- Directed by: Deborah Novak
- Written by: Deborah Novak Joe Witek
- Produced by: John Witek
- Music by: Jay Flippin
- Distributed by: West Virginia Public Broadcasting
- Release date: November 18, 2000;
- Running time: 119 minutes
- Country: United States
- Language: English

= Marshall University: Ashes to Glory =

Marshall University: Ashes to Glory is a 2000 documentary film about the November 14, 1970 Marshall University plane crash that killed 75 people (including 37 members of the 1970 Marshall Thundering Herd football team, most of its coaching staff, and a number of school officials and Huntingtonians), and the efforts of new head coach Jack Lengyel and the coaching staff (which included members of the previous staff), to rebuild the team and help heal the city of Huntington, West Virginia.

Marshall University was given special permission by the NCAA to play incoming freshmen at the varsity level for the 1971 season. This team was dubbed the Young Thundering Herd and led by the few upperclassmen who didn't make the trip. Several players from other Marshall sports programs rounded out the team's roster. In the preseason "Green and White Game" versus the Marshall alumni (coached by new athletics director Joe McMullen), the Young Thundering Herd defeated the alums 26-0.

The Young Thundering Herd went on to upset the Xavier Musketeers on the last play of the game: a 13-yard screen pass from quarterback Reggie Oliver to freshman fullback Terry Gardner, in their home opener. In their homecoming game later in the season, the team defeated the ranked Bowling Green Falcons. These were the only two victories of the year for the Thundering Herd.

The Thundering Herd would lose more games during the 1970s than any other school. However, they had their first winning season in twenty years in 1984. That was the beginning of an era of success which saw them win more games in the 1990s — 125 — than any other NCAA Division I school, and win NCAA Division I-AA championships in 1992 and 1996, the latter with an unbeaten season.

Ashes to Glory has won an Emmy Award for best sports documentary.

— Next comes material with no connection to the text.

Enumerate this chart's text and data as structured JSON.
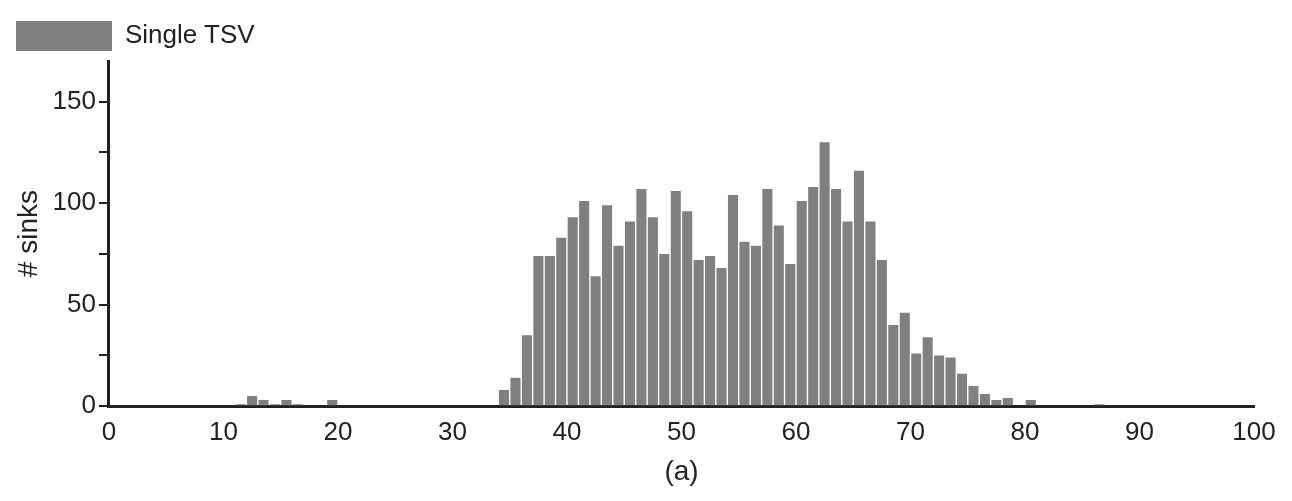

The day before the official opening, Thundering Herd head coach Bob Pruett asked the filmmakers to give a private screening for the team on the eve of a 2000 Mid-American Conference game against the Miami University RedHawks. The Herd defeated the RedHawks 51-31 on November 11 and went on to win the conference championship game 19–14 over the Western Michigan Broncos on December 2 at Marshall University Stadium, now Joan C. Edwards Stadium.

==We Are Marshall lawsuit==
Deborah Novak and John Witek filed a $40 million lawsuit in federal court in California accusing Warner Bros. and others associated with the We Are Marshall film of fraud, copyright infringement and breach of contract. Novak, who directed Marshall University: Ashes to Glory, is a Huntington native and Marshall alumna. In October 2008, a federal judge dismissed the lawsuit in a summary judgment in favor of Warner Bros.